高速プリンティングのトレードオフを理解する
研究は、大量生産産業で一般的に使用されるスチールである鉄合金に焦点を当てている。Rasmus Gunnerek は、レーザスキャン速度、ハッチ距離、レイヤーの厚さなどの主要なプリントパラメータを調整することで、結果として生じる材料の欠陥を管理しながらビルド速度を向上させる方法を探求している。

「造形速度を上げると、多孔性などの内部欠陥が発生することがよくある。しかし、すべての欠陥が同じように有害であるわけではない。その特性を理解すれば、それに耐えられる部品を設計することができる」

同氏の調査結果は、パラメータの変更が異なれば、欠陥の種類も異なり、機械性能に異なる方法で影響を与えることを示している。たとえば、スキャン速度ではなくハッチ距離を長くすると、疲労性能がより予測可能になった。

複雑なコンポーネントの表面品質の向上
この研究のもう一つの焦点は、この形式の金属3Dプリンティングの既知の制限である表面粗さである。従来の加工方法は、3Dプリンティングで可能になる複雑な形状に苦労することがよくある。

これに対処するために、Rasmus Gunnerekは、2つの代替表面処理を評価した。流体を使用して内部表面から材料を除去する電気化学研磨と、振動と非研磨性媒体を使用して表面を滑らかにする化学機械研磨である。

「どちらの表面処理も疲労性能を大幅に向上させ、部品の疲労寿命を約2倍に延ばした。これは、鉄合金の金属3Dプリンティングの使用を効果的に補完する可能性を示している。」

3Dプリンティングの強みは、複雑で軽量なコンポーネントを作成できることにある。

より広範な産業利用の可能性
金属3Dプリンティングは、航空産業や宇宙産業などの分野ですでに使用されているが、自動車など、よりコストに敏感な分野での採用は依然として限られている。

「3Dプリンティングの強みは、複雑で軽量なコンポーネントを作成できることにある。航空宇宙業界では、わずかな軽量化でも価値がある。自動車業界では、生産速度とコストがはるかに重要になる」

有望なアプリケーションの1つは、スペアパーツのオンデマンド製造。企業は、大量の在庫を維持する代わりに、デジタルファイルを保存し、必要に応じてコンポーネントをプリントすることで、コストを節約し、環境への影響を減らすことができる。

「より高速にプリントし、性能要件を満たすことができれば、コストを削減し、大量生産に適した金属3Dプリンティングをより魅力的なものにすることができる」

産業界との連携
積層造形金属センタ(CAM2)で研究を行っているRasmus Gunnerekは、他の博士課程の学生とのコラボレーションと産業界との密接なつながりの価値を強調している。
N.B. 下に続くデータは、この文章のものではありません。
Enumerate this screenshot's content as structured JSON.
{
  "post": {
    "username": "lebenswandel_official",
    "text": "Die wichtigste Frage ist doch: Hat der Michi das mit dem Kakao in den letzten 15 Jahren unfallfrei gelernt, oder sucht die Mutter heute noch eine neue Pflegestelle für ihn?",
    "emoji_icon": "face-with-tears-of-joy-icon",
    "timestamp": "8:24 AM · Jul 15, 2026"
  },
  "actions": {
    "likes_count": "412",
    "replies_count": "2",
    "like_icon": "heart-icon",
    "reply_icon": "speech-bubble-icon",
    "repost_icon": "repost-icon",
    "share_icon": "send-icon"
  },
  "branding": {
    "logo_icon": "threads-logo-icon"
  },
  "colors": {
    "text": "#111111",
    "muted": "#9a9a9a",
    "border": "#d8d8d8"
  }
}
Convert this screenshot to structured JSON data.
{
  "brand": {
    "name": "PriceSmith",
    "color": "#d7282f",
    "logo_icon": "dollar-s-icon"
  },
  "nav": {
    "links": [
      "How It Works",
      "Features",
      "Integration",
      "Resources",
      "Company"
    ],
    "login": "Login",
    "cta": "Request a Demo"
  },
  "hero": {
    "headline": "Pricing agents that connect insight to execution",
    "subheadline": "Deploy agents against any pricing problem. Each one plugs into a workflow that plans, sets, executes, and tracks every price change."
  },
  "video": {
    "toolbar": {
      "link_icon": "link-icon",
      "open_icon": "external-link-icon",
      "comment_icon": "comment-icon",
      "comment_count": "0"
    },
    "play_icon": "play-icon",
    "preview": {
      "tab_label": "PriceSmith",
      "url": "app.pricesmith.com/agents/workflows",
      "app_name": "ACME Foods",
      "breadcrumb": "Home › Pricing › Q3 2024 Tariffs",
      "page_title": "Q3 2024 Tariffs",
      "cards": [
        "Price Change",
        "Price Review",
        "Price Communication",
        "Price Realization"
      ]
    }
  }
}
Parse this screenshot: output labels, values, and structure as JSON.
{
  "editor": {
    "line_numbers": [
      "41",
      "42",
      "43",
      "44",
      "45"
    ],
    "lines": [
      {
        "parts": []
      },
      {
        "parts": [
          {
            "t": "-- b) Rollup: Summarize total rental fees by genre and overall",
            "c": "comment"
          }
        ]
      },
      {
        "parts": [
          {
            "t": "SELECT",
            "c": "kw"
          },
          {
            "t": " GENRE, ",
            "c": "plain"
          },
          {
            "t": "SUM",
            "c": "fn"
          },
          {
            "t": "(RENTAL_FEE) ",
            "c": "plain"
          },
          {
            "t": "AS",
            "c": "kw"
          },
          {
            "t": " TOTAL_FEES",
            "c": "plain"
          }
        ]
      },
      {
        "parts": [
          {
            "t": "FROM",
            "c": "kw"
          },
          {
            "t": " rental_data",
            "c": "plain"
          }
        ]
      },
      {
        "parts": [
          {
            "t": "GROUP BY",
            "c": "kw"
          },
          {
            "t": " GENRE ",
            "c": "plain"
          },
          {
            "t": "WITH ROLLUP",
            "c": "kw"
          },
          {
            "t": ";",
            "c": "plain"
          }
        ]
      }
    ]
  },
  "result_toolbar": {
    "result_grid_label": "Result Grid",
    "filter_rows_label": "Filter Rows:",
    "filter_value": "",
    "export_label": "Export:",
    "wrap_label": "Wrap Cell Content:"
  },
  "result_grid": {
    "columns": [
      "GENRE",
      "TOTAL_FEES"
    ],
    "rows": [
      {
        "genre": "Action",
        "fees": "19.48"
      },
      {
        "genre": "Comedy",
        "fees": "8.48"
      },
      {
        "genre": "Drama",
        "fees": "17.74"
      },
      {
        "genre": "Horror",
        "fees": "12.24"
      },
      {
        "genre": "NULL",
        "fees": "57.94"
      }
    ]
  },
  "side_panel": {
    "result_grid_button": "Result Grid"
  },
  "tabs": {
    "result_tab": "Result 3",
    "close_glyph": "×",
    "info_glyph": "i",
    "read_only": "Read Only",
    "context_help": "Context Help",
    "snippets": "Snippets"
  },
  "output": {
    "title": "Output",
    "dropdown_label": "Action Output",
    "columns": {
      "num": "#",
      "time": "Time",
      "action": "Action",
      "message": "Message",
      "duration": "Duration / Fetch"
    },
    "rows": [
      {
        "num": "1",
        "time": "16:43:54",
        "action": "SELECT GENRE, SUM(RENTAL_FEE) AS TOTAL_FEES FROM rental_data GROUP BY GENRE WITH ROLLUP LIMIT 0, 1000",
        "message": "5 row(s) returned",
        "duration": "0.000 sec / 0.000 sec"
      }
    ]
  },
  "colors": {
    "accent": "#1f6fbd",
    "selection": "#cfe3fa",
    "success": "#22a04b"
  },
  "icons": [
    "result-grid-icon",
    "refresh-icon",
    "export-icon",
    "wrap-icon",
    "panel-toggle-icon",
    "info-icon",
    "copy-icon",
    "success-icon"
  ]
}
「ユニークな環境である。われわれは常に企業から意見をもらっており、その多くが生産性とプロセスの堅牢性に関して同様の課題に直面している。助けようとしている人々とこのように密接なつながりを持つことは貴重な経験だった。」

次に来るのは?
博士課程の審査が近づくにつれ、Rasmus Gunnerekは自分の研究の次のステップについて振り返る。同氏は、自分の発見を工業生産環境に応用し、金属3Dプリンティングの広範な採用を支援する大きな可能性を見出している。

「実際のアプリケーションシナリオで生産性を向上させるための様々な戦略を実装し、そのパフォーマンスを確認したいと考えている。また、表面処理の開発を続けていくのも興味深い。われわれはそこに多くの可能性を見出しており、われわれがテストした技術を最適化し続けたいと考えている。」